Imagine our excitement when Marilyn Minter generously gave Fourteen Hills access to her entire body of work for Issue 20.1. How does one pick from a sea of glittering mouths, broken glass, amplified freckles, and open pores? We delved into the gritty glamour and selected “It’s Mine.”
Minter’s painting takes the subject of mother and child, and turns it upside down. Instead of depicting an image that reinforces tropes of classic nurturing love, we saw a savage exchange in a polished world. The faceless cherub baby seems to have an over-developed arm with shadow veins. The color contrast of the red lips, black eyelashes and opalescent jewels of he mother, who is sweaty, perhaps as if in the throws of passion, sensually opens her mouth and consumes the luminous pearls around her baby’s neck. Rather than being purely feminine, we saw a muscular neck and a phallic nose.

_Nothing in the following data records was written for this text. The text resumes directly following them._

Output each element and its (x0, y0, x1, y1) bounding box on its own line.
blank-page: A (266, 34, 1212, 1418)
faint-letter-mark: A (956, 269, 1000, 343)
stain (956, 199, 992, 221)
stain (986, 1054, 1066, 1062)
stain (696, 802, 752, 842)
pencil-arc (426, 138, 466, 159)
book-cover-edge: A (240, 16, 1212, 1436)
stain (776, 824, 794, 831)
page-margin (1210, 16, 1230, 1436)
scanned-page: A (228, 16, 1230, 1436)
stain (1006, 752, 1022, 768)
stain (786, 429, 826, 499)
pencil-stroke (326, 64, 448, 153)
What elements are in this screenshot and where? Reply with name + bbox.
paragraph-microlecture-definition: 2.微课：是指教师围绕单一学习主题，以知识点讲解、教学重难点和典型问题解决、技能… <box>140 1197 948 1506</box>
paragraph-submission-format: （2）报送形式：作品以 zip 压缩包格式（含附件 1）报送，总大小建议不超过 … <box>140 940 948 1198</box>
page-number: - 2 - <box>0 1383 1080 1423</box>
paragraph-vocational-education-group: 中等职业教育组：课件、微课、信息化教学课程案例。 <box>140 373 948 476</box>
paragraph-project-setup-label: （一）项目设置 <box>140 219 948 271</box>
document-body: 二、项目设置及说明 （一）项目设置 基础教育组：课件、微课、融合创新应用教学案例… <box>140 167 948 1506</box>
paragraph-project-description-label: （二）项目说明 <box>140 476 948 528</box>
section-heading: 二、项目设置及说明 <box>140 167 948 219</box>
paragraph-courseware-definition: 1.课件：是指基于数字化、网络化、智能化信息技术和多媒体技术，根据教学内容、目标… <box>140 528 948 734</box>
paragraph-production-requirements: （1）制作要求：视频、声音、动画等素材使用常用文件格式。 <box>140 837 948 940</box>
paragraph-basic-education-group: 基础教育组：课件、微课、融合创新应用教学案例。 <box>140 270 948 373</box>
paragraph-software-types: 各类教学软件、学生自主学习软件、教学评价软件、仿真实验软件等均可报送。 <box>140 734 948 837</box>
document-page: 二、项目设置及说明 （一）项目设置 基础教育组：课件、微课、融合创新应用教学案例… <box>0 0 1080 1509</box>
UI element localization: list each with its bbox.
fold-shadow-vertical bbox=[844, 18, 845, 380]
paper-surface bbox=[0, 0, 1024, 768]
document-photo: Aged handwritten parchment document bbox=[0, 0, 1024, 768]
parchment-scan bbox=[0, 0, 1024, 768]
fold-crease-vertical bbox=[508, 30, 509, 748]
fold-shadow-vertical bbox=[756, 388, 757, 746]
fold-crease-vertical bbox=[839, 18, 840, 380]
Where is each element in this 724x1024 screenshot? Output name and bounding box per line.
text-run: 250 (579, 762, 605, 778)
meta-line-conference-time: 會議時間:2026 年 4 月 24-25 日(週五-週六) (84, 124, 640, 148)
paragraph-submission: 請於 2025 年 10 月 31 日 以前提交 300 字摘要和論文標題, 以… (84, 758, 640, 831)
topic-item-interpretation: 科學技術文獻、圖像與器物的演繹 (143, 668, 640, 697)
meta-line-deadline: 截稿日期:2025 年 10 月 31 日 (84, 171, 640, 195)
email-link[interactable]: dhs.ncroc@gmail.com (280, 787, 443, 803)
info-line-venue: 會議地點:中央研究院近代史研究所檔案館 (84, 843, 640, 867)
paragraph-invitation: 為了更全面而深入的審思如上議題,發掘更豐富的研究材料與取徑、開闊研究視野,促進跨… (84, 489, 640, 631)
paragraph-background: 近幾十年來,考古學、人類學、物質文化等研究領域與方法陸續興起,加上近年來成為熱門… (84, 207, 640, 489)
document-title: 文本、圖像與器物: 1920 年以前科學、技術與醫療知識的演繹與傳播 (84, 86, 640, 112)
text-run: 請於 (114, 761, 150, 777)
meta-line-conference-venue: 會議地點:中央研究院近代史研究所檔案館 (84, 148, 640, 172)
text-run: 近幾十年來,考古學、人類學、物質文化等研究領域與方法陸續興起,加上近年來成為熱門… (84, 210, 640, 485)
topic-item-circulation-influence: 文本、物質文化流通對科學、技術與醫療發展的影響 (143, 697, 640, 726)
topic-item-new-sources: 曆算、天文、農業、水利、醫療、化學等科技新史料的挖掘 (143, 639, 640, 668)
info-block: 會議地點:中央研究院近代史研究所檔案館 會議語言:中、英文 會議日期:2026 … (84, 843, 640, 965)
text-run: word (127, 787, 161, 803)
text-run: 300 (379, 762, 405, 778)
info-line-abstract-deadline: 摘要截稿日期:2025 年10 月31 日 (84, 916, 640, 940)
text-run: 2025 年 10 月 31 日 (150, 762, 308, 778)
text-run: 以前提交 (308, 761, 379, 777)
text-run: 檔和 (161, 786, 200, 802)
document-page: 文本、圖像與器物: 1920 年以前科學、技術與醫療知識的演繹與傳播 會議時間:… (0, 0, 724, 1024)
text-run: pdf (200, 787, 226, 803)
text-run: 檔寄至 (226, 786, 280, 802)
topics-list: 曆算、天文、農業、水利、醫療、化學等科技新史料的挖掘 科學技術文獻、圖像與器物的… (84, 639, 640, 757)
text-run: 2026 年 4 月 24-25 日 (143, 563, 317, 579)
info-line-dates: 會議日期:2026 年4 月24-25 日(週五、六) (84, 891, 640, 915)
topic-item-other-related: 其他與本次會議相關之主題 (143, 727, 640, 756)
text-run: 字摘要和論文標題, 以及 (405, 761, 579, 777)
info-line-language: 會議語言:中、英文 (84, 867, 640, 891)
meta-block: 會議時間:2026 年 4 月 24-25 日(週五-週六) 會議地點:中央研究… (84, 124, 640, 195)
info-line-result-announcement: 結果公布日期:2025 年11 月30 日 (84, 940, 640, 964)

Minter’s work is filled with themes of consumption that are intimately connected to identity; a perfect compliment to the poetry and fiction inside our Issue 20.1.
Minter, who has been painting since the 70’s, achieved commercial success in 2005 after her solo show at the San Francisco Museum of Modern Art. Since then, she has been the subject of numerous solo exhibitions including the Center for Contemporary Art, Cincinnati, OH in 2009; La Conservera, Centro de Arte Contemporáneo, Ceutí/Murcia, Spain in 2009; the Museum of Contemporary Art, Cleveland, OH in 2010; and the Deichtorhallen in Hamburg, Germany in 2011.
A retrospective of her career will be exhibited in 2015 at Contemporary Arts Museum Houston, then travel to other cities. At 65, Minter’s art and audience only continue to grow.